The petition offers a number of examples of how to protect vulnerable people, such as recommending that nursing homes use staff with acquired immunity and delivering groceries and other essential goods to those who are retired.

“Those who are not vulnerable should immediately be allowed to resume life as normal,” the petition says.

It goes on to say that simple hygiene measures, such as handwashing and staying home when sick, can help achieve the goal of herd immunity, while also noting that young adults should work from home and advocating a full reopening of the economy.

Meanwhile, Just the News posted an article today contrasting the current economic conditions between red and blue states.

The article reports:

As Democratic candidates across the nation harp on the economic devastation they attribute to the Trump administration’s mishandled COVID response, a closer look at state by state unemployment data reveals something far different: a tale of two economies on starkly divergent paths out of crushing shutdown economics. In “red” states, economic recovery is in full roar. “Blue” states, meanwhile, lag far behind, still staggering under unemployment levels associated with the deepest recessions. Suspended somewhere between these two poles are politically mixed “purple” states muddling through with fittingly middling unemployment numbers.
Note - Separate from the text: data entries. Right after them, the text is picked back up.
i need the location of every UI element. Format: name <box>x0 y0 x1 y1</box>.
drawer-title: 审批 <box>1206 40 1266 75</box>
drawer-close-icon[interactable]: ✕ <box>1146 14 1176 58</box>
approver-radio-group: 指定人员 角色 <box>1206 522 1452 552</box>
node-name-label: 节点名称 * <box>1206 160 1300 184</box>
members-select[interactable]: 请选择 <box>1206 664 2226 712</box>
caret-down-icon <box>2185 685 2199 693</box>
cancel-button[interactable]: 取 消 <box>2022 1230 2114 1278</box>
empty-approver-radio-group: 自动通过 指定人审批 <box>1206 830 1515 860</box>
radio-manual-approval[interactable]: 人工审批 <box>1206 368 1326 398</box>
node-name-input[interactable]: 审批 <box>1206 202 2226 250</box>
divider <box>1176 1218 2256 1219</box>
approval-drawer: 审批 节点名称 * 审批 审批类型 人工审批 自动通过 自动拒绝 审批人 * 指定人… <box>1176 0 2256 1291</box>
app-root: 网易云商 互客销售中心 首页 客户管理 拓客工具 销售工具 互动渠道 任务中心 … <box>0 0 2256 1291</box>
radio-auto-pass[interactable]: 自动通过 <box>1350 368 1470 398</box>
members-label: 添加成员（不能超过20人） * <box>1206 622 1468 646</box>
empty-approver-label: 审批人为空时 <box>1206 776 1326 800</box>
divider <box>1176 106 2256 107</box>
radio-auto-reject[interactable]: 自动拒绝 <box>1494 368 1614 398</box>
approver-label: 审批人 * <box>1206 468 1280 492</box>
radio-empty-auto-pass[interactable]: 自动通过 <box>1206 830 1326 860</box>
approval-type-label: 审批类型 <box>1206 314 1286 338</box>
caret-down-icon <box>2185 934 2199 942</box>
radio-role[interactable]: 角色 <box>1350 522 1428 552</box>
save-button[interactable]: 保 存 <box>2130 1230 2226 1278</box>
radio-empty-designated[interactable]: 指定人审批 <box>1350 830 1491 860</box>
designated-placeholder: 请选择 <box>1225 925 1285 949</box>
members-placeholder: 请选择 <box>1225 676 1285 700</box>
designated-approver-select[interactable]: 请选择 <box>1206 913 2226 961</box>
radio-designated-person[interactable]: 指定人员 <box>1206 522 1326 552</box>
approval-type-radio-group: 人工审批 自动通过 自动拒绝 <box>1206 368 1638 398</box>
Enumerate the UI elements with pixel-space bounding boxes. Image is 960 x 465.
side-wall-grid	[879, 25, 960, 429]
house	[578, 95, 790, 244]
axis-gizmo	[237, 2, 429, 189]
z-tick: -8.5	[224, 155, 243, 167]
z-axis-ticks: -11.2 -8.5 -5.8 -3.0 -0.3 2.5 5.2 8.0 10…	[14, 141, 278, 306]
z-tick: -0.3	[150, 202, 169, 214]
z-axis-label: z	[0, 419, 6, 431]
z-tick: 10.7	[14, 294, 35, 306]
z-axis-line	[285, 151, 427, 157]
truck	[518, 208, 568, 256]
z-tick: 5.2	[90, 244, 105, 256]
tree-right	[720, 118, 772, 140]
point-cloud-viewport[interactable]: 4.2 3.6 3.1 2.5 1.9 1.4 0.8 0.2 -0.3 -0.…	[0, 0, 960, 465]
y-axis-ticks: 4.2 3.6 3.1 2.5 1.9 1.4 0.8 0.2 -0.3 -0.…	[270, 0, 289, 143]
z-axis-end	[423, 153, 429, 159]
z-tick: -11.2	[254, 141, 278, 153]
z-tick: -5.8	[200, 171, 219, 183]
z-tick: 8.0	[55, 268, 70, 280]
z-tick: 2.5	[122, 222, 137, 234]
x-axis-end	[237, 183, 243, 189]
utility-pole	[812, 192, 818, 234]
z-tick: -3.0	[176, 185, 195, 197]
Just the News reviewed  U.S. Bureau of Labor Statistics unemployment data by state for August (the latest data available).The national unemployment rate — which now stands at 7.9% — was 8.4% in August. However, the economic pain represented by that number was not spread evenly across red, blue and purple states — far from it. Fueled by broader, faster economic reopenings following the initial coronavirus crash, conservative-leaning red states are by and large far outpacing liberal-leaning blue states in terms of putting people back to work.

Just the News found that 9 of the 10 states with the lowest unemployment rates are are led by Republican governors (Montana, led by Democratic Gov. Steve Bullock is the lone exception). In startling contrast, 9 of the 10 states with the highest unemployment rates are led by Democrats (the exception being Massachusetts, led by Republican Gov. Charlie Baker, a critic of President Trump).

Please follow the link above to read the entire article. This article illustrates why local elections matter. The states whose voters put Republicans in their state government are doing much better than the states being run by Democrats.